The elevator bell pinged as I entered the hall. Maddox stepped inside, then turned to face the open doors. His shirt and suit jacket reminding me of a Jackson Pollack painting, had Jackson Pollack ever painted with blood. The skin around his eyes appeared blueish and swollen, and he held a wad of paper towels over his nose.

“Jesus,” I said. “What happened to you?”

“Nothing a little ice and a lot of bourbon won’t take care of.” His voice sounded pinched. “Henry was just defending his territory. Pissing on hydrants, that sort of thing.”

“I assume I'm the hydrant in this scenario.” I made sure the rope around my waist was knotted tight. “Where's Kristin?”

“I sent her home with some asshole in a fedora. She loves it when I loan her out. Your daddy used to like having her over here, though he didn’t seem too keen on the idea when I suggested we swap bedmates.”

“Was that before or after he broke your nose?”

Maddox chuckled as best he could in his current condition. He pressed a button on the inside panel. Battered and bruised, he still managed to wink at me in the seconds before the steel doors came together.

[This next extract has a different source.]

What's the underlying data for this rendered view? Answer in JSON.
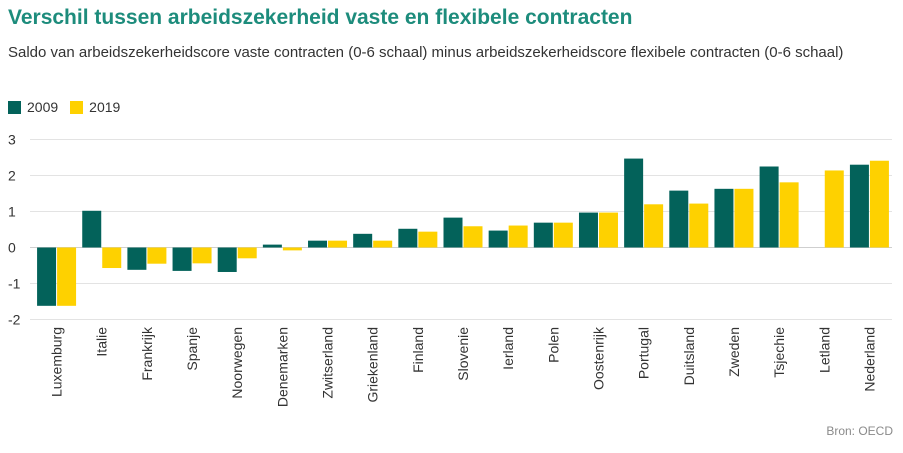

I let myself into the apartment. All the guests had gone, as if teleported elsewhere by a mysterious force. Empty glasses and wine bottles littered the living room and kitchen. My father stood at the sink with his hand beneath the faucet. I moved toward him and then stopped when I noticed the drops of crimson on the floor.

“Maddox is deeply sorry for his behavior this evening.” He cut the water and then proceeded to wrap his right hand in a dish towel. Two distinct splotches of red appeared among the blue fibers. “He regrets that he couldn’t stick around to apologize to you in person. I assured him I would extend the courtesy.”

Maddox hadn’t seemed all that sorry to me, but I suspected he would change his tune as soon as he saw his reflection. Stepping around the blood, I fetched another towel and wetted it at the sink, then knelt to clean the drops from the floor.

“You don’t have to do that,” he said, but I did. I had invited a fox into our metaphorical hen house. It was only fair that I cleaned up after myself.